Ah well, it could be any, all, some, or none of those things. Whatever the case, the feelings are still there and need to be felt so they and I can move on. *ahhhhhhh*, that's better. Thanks for listening.

Tuesday, May 08, 2007

Recovery sucks, just like losing weight

Well, it's been almost 3 months since my accident & surgery, and I'm still not effing walking. !#$%&*!!! It's extremely hard not to get discouraged. I really thought I'd be back to "normal" now, and trying to just get my muscle tone back. But I CAN'T EVEN WALK. *big-mother-effing-sigh*

So I've noticed the pattern that resembles exercise/eating right/losing weight. 2 steps forward, 1 step back.
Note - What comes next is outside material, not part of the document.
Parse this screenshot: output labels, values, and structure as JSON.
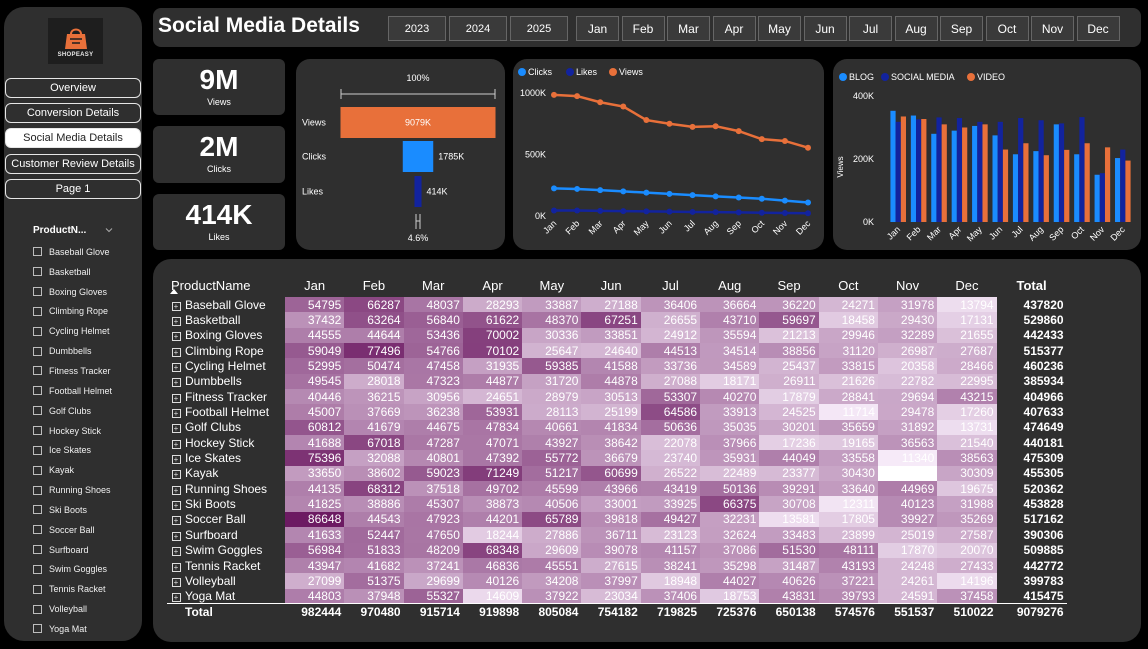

Some days I can straighten my leg (I'm still 15 degrees away from 0, not good) and breathe through my leg exercises and I'm ok. Other days it kills to get anywhere near straight, and at PT I'm sobbing on the table. But I know if I don't do my exercises every day, that I will significantly delay the healing process, and PT will suck that much more.

Today happens to be a good day, and in some ways I can feel things finally loosening up. My PT suspects I have some scar tissue buildup that is pinching & pulling when I try to straighten out and/or bend and/or do anything with my leg at all. So I've been cranking on it each morning, using my thumbs to rub, rub, rub it away, and I think it might actually be helping. But I'm afraid to think that, because what if I wake up tomorrow and it hurts just as much as before?

I believe I will be returning to work next week PT (PT is such a versatile acronym!), and goddess help me if I have a meeting in the other end of the building, which, when I *could* walk, could easily take almost 10 minutes to get to. Well, the mountain will just have to come to me, won't it now? Interestingly enough, but somehow not surprising, I've been wanting to cram my craw with food food food. Can you tell I don't want to go back to work? I can!